Survivor Alum Jonny Fairplay Arrested on Larceny Charges, Allegedly Stole from Grandmother

Jonny Fairplay appeared on season 7 of Survivor in 2003

Jonny Fairplay Survivor
Photo: Monty Brinton/CBS via Getty

Survivor alum Jonny Fairplay has been arrested on larceny charges for allegedly stealing from his grandmother.

Both Fairplay and his mother, Patsy Hall, were arrested in Danville, Virginia on Dec. 18, according to an arrest information report from the Danville Police Department.

Citing an arrest warrant, TMZ reports that Fairplay, born Jon Dalton, is being accused of stealing bar stools, a leather chair, an end table and a silver necklace valued at $5,000 from his grandmother, Jean Cook.

According to TMZ, the criminal complaint, which was filed by Fairplay's aunt, also accuses Hall of mentally abusing Cook and taking advantage of her dementia.

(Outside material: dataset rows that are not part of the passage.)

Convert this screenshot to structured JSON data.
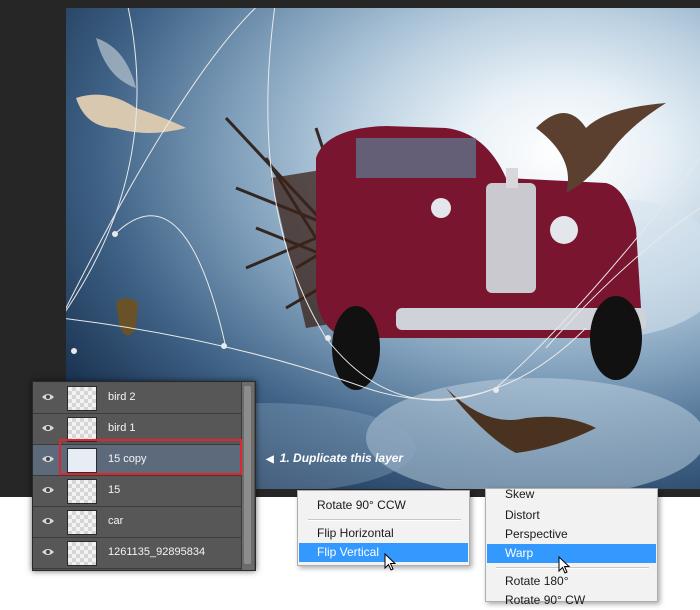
{
  "canvas": {
    "description_free": true,
    "sky_colors": [
      "#ffffff",
      "#7c9cb8",
      "#0e1f35"
    ],
    "car_color": "#7a1530"
  },
  "layers_panel": {
    "layers": [
      {
        "name": "bird 2",
        "selected": false
      },
      {
        "name": "bird 1",
        "selected": false
      },
      {
        "name": "15 copy",
        "selected": true
      },
      {
        "name": "15",
        "selected": false
      },
      {
        "name": "car",
        "selected": false
      },
      {
        "name": "1261135_92895834",
        "selected": false
      }
    ],
    "eye_icon": "eye-icon"
  },
  "callout": {
    "text": "1. Duplicate this layer",
    "pointer_icon": "triangle-left-icon"
  },
  "menu_left": {
    "items": [
      "Rotate 90° CCW",
      "Flip Horizontal",
      "Flip Vertical"
    ],
    "active": "Flip Vertical"
  },
  "menu_right": {
    "items": [
      "Skew",
      "Distort",
      "Perspective",
      "Warp",
      "Rotate 180°",
      "Rotate 90° CW"
    ],
    "active": "Warp"
  },
  "colors": {
    "highlight_border": "#e0262c",
    "menu_active": "#3399ff",
    "panel_bg": "#535353",
    "selected_row": "#5d6a7c"
  }
}
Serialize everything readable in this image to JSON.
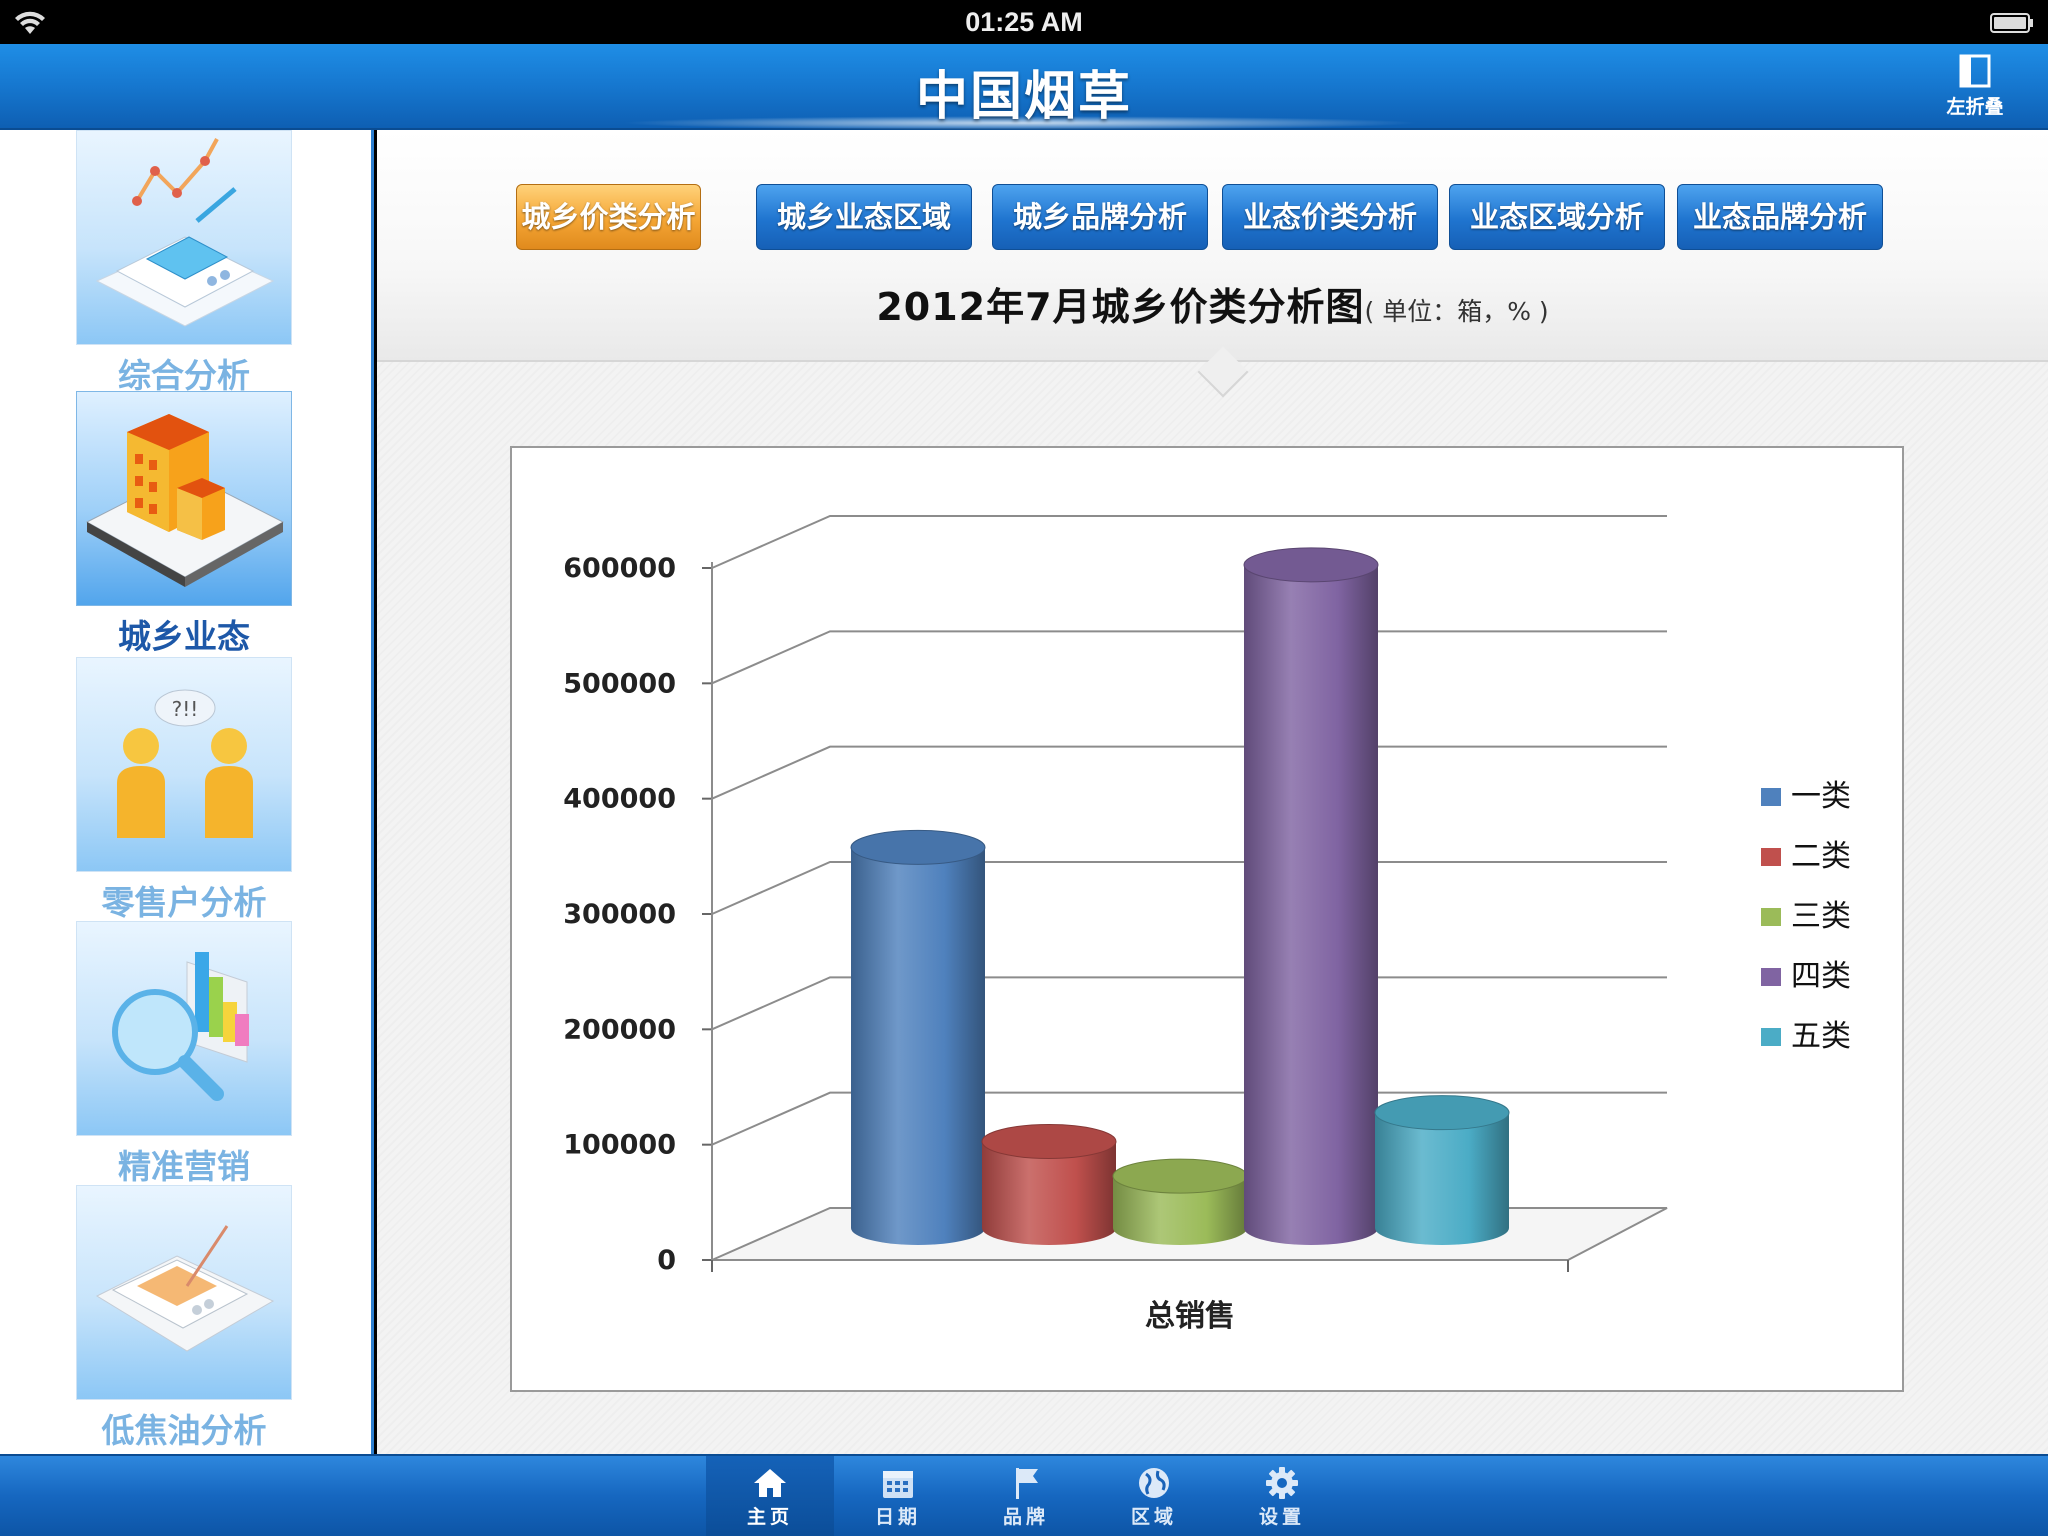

Fairplay declined to comment when reached by PEOPLE.

Monty Brinton/CBS

The former reality star is best known among Survivor fans for the elaborate "dead grandma" lie he used on his season in 2003, Survivor: Pearl Islands. During the episode in which loved ones visit, Fairplay arranged to have a friend pretend to tell him that his grandmother — the same one cited in his recent arrest — had died.

The lie earned him sympathy from his fellow players and a win in the subsequent reward challenge. In a confessional shortly after, he revealed to audiences that his grandma was not dead but likely "sitting home watching Jerry Springer right now."

Host Jeff Probst has since called the scheme the "greatest lie ever told on Survivor." During the season finale, Probst also said Fairplay's lie was "a move so low and so evil it definitely guaranteed Jon a spot in the Survivor villain hall of fame."

Fairplay recently opened up to Entertainment Weekly about his infamous strategy.

"The 'Dead Grandma' lie is still considered one of the greatest moves in the history of not just Survivor, but reality television as a whole," he said last month. "I wanted to bring an outside element to the game and create the first reality villain."

"There had been 'bad guys' prior to me on reality TV, but they never sought out that personification," he added. "They claimed bad editing or creative storytelling. I embraced the role and reveled in it."